SELECT each_href FROM biquge_list
"""
cursor.execute(sql)
results = cursor.fetchall()
for row in results:
each_href = row[0]
print(each_href)
message = json.dumps({
'url': each_href,
})
channel.basic_publish(
exchange='',
routing_key=rabbitmq_queue,
body=message.encode('utf-8'),
properties=pika.BasicProperties(delivery_mode=2)
)
print(f"Send MQ: {message}")
mq_connection.close()
sql_connection.close()
消费者代码
由于市面上的包不太我符合我的需求,所以这里是手搓的,比较长!
这里有一些主要的逻辑判断:
- 查询数据是否存在,存在则直接ACK确认
- 消费MQ如果失败将会重连
- 由于重连后确认的tag将会失效,所以会有一个version_id的机制来判断 比较提交错误
这个Spider中有两个主要的部分:
- 爬取小说的详细介绍
- 爬取小说的章节列表
这是两个不同的Item
Spider.py
这里做一些介绍:
初始化方法中定义了一些实例变量
python
def __init__(self, **kwargs):
super().__init__(**kwargs)
self.queue_name = None
self.channel = None
self.db_params = None
self.conn = None
self.cursor = None
self.tcp_uuid = 0
建立 RabbitMQ 连接
python
def establish_connection(self):
try:
connection_params = self.settings.get('RABBITMQ_PARAMS', None)

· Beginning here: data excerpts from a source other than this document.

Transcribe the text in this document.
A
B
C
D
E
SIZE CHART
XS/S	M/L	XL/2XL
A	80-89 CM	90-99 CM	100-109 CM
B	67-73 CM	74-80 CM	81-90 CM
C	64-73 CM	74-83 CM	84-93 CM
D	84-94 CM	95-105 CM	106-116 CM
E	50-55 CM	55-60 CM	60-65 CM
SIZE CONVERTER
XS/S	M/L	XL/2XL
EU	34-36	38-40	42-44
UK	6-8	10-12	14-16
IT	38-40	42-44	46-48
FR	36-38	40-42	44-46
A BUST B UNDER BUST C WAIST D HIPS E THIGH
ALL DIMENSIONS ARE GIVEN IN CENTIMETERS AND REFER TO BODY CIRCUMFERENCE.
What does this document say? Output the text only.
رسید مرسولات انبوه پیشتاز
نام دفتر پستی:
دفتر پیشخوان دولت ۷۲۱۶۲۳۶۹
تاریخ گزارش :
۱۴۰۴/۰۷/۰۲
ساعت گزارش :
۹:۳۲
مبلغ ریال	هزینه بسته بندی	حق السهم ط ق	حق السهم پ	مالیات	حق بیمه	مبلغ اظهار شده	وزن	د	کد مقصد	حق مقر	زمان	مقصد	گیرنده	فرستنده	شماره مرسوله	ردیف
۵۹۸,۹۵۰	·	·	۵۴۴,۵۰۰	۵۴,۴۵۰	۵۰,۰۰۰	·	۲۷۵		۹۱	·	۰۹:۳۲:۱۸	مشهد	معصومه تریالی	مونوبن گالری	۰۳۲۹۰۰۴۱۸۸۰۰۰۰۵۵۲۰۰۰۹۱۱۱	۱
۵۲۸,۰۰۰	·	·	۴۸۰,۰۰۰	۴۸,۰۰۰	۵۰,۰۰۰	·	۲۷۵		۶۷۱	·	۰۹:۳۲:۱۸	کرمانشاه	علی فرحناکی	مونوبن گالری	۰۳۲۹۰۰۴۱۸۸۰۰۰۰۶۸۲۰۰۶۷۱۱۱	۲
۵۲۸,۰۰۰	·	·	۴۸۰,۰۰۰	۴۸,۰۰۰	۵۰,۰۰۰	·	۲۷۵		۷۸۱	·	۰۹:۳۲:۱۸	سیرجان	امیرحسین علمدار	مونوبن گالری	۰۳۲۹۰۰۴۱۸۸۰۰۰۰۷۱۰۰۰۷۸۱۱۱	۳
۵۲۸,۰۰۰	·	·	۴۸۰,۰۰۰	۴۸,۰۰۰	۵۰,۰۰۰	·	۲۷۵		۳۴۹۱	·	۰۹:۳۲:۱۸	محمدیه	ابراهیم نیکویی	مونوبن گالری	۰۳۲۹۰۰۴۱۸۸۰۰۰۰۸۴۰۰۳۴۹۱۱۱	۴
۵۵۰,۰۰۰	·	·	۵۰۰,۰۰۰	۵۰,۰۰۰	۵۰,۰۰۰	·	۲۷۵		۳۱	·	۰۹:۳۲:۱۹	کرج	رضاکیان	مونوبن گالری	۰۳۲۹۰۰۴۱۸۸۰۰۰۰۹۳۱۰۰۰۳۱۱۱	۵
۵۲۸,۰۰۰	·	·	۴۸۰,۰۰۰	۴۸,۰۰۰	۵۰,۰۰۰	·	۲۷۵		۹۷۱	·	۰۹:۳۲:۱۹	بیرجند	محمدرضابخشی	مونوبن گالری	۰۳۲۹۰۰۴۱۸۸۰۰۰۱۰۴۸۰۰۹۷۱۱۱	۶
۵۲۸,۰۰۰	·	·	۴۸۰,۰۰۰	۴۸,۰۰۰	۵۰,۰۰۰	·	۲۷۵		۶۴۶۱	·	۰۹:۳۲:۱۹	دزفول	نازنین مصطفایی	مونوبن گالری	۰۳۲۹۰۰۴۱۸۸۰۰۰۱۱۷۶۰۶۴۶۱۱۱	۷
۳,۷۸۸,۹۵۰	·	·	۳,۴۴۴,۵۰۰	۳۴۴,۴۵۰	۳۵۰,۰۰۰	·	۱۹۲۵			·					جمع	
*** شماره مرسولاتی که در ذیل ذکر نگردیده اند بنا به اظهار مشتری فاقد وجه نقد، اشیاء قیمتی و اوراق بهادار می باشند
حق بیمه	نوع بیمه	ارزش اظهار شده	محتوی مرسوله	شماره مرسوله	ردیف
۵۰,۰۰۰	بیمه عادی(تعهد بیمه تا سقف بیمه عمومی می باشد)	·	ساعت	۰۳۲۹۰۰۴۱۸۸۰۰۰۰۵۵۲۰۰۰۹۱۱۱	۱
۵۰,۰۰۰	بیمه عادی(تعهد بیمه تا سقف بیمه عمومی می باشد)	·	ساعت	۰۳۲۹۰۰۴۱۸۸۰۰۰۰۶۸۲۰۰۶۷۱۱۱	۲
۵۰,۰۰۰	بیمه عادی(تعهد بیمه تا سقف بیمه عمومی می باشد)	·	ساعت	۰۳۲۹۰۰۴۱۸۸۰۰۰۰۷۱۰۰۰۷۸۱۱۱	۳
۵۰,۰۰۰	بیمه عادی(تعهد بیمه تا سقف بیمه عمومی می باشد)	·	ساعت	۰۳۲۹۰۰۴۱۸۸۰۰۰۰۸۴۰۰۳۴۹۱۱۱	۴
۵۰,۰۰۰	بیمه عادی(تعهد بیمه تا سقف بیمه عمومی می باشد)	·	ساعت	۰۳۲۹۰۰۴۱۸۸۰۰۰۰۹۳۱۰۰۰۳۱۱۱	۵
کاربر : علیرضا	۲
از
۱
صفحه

self.queue_name = connection_params['queue']
credentials = pika.PlainCredentials(
connection_params['username'],
connection_params['password']
)
connection_params_result = {
'host': connection_params['host'],
'port': connection_params['port'],
'virtual_host': connection_params['virtual_host'],
'credentials': credentials,
'heartbeat': 3600,
'connection_attempts': 5,
}
connection = pika.BlockingConnection(pika.ConnectionParameters(**connection_params_result))
self.channel = connection.channel()
self.channel.basic_qos(prefetch_count=1)
self.tcp_uuid = int(self.tcp_uuid) + 1
except Exception as e:
print(f"连接MQ失败: {str(e)}")
print("等待5秒后重试...")
time.sleep(5)
self.establish_connection()
建立数据库的链接
python
def connect_db(self):
try:
self.conn = sqlite3.connect("../db/biquge.db")
self.cursor = self.conn.cursor()
except Exception as e:
print("Error connecting to DB: ", e)
print("等待5秒后重试...")
time.sleep(5)
self.connect_db()
处理需要抓取的请求
python
def callback(self, url, delivery_tag, fiction_code):
meta = {
"url": url,
"fiction_code": fiction_code,
"delivery_tag": delivery_tag,
"tcp_uuid": int(self.tcp_uuid),
}
print(url)
return scrapy.Request(
url=url,
meta=meta,
callback=self.parse_list,
)
确认消费和拒绝消费
python
def ack(self, delivery_tag):
self.channel.basic_ack(delivery_tag=delivery_tag)
print(f"提交ACK确认: {delivery_tag}")
def no_ack(self, delivery_tag):
self.channel.basic_reject(delivery_tag=delivery_tag, requeue=True)
对内容进行解析处理
python
def parse_list(self, response):
meta = response.meta
# ==== 解析 小说基本信息 ====
fiction_code = meta['fiction_code']
fiction_name = response.xpath(".//div[@id='info']/h1/text()").extract_first()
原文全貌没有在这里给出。